The total financial impact of maintenance can be difficult to measure, yet it is a very valuable task to undertake. It is the first step in finding ways to improve profit and loss. In other words, it is the first step towards an optimised maintenance strategy.

In a 2001 study of maintenance costs for six open pit mines in Chile [1], maintenance costs were found to average 44% of mining costs. It’s a significant figure, and it highlights the direct relationship between maintenance and the financial performance of mines. More recently, a 2013 Industry Mining Intelligence and Benchmarking study [2] reported that mining equipment productivity has decreased 18% since 2007; and it fell 5% in 2013 alone. Besides payload, operating time was a key factor.  

So how do you know if you are spending too much or too little on maintenance? Certainly, Industry Benchmarks provide a guide.

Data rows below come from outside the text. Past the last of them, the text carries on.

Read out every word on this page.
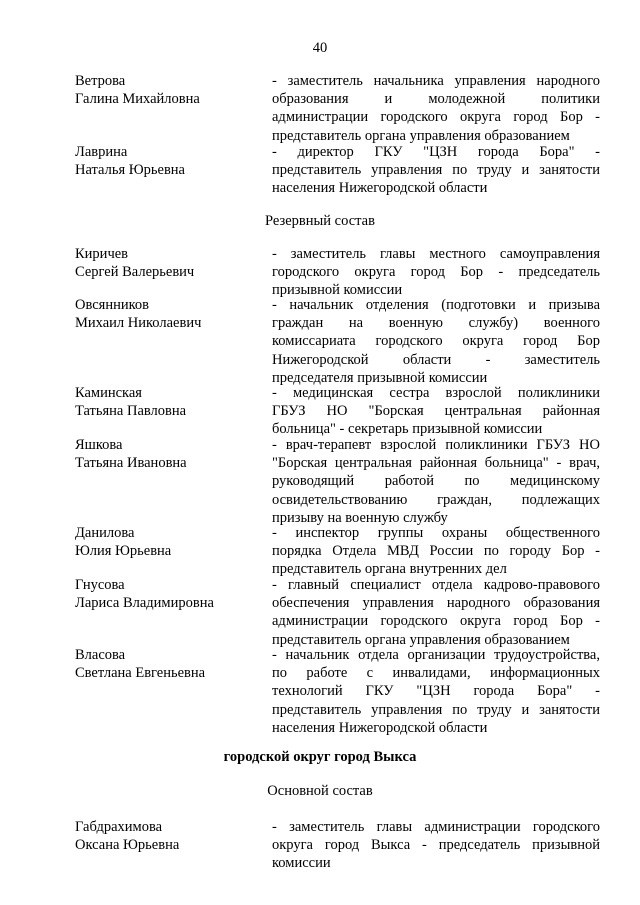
40
Ветрова
Галина Михайловна
- заместитель начальника управления народного
образования и молодежной политики
администрации городского округа город Бор -
представитель органа управления образованием
Лаврина
Наталья Юрьевна
- директор ГКУ "ЦЗН города Бора" -
представитель управления по труду и занятости
населения Нижегородской области
Резервный состав
Киричев
Сергей Валерьевич
- заместитель главы местного самоуправления
городского округа город Бор - председатель
призывной комиссии
Овсянников
Михаил Николаевич
- начальник отделения (подготовки и призыва
граждан на военную службу) военного
комиссариата городского округа город Бор
Нижегородской области - заместитель
председателя призывной комиссии
Каминская
Татьяна Павловна
- медицинская сестра взрослой поликлиники
ГБУЗ НО "Борская центральная районная
больница" - секретарь призывной комиссии
Яшкова
Татьяна Ивановна
- врач-терапевт взрослой поликлиники ГБУЗ НО
"Борская центральная районная больница" - врач,
руководящий работой по медицинскому
освидетельствованию граждан, подлежащих
призыву на военную службу
Данилова
Юлия Юрьевна
- инспектор группы охраны общественного
порядка Отдела МВД России по городу Бор -
представитель органа внутренних дел
Гнусова
Лариса Владимировна
- главный специалист отдела кадрово-правового
обеспечения управления народного образования
администрации городского округа город Бор -
представитель органа управления образованием
Власова
Светлана Евгеньевна
- начальник отдела организации трудоустройства,
по работе с инвалидами, информационных
технологий ГКУ "ЦЗН города Бора" -
представитель управления по труду и занятости
населения Нижегородской области
городской округ город Выкса
Основной состав
Габдрахимова
Оксана Юрьевна
- заместитель главы администрации городского
округа город Выкса - председатель призывной
комиссии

In manufacturing best practice, benchmarks are less than 10% of the total manufacturing costs, or less than 3% of asset replacement value [3].

While these benchmarks may be useful, a more effective way to answer the question is to look at the symptoms of over- or under-spending in maintenance. After all, benchmarks cannot take into account your unique history and circumstance.

Symptoms of under-spending on maintenance include:

  • Rising ‘hidden failure costs’ due to lost production
  • Safety or environmental risks and events
  • Equipment damage
  • Reputation damage
  • Waiting time for spares
  • Higher spares logistics cost
  • Lower labour utilisation
  • Delays to product shipments
  • Stockpile depletion or stock outs

Other symptoms are explored in more detail in our guide: 5 Symptoms Your Maintenance Strategy Needs Optimizing.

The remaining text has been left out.